I personally wrap about 15, 10' arborvitaes each year and going up and down a ladder and around and around just seems like I am doing it wrong. I was trying to kinda invent a solution because I could not find many alternatives. I posted some idea I had to a website that makes random stuff and if they like the idea then they will make it. It is kinda hard to describe, but it is basically kinda like putting a hat on each tree so the snow does not get down the middle. With the idea I posted a couple pictures and a bunch of product details to the site, and I am starting to think I did not do the best job designing this because of my lack of responses. It is not too late for me to edit anything I submitted. So I was wondering If anyone else who has to prepare evergreen trees for winter thinks it is a huge pain? I also have not tested my idea so I am kinda iffy. Does anyone have any insight on if they think this would work or not? any negative repercussions? I have to wait a long while before I can test my theory.

I know this is a long question so I answered as many of other people's as I could before I posted and if anyone takes the time to throw me a little insight into my problem I will gladly do my best to field any landscaping questions, I have a good amount of experience in the field. Thank You

1 Answer 1


You need to define why you are wrapping the evergreen.

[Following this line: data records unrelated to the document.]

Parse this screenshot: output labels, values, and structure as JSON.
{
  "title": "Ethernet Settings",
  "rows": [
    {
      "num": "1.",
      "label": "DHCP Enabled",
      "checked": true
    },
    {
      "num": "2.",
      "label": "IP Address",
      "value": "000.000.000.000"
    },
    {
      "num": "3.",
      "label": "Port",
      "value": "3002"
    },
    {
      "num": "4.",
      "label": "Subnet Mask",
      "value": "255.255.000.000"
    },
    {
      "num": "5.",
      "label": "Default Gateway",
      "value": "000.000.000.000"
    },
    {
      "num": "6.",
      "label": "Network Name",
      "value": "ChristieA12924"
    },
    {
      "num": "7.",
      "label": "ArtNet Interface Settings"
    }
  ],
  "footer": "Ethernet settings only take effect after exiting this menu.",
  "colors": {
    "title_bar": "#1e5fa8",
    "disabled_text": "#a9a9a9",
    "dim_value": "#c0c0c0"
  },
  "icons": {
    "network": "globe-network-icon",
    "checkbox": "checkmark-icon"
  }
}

  • it is at the limit of hardiness => use something better than burlap that provides some air movement but prevents drying winds from desiccating the leaves and water well in autumn
  • it is a newly planted evergreen going through it's first winter. Watering thoroughly in the autumn is very helpful in preventing winter burn.
  • the location is subject to regular cold winds during the winter. Maybe you should plant deciduous or evergreens that are hardy to several zones colder than your zone.
  • snow load causes the plants to loose branches. This is where your idea would come in but proper pruning/shearing will also go a long way to prevent this.

After doing all of these things I now follow the lazy gardener approach and only plant evergreens where they do not require wrapping in the winter. It's a lot of work and looks odd on your property.

Edit: if you are wrapping for snow load then you should definitely prune them to a shape that sheds snow. Think pyramid rather than squared off. I have seen people use old garden hose to tie the major branches together. This you can leave on year round as the foliage hides it.

  • I am from NH and 100% trying to protect against snow load, sorry I did not think about that. With 10 foot arborvitaes there is no where they can be put that do not need wrapping. And I actually planted them where they are to form a natural fence.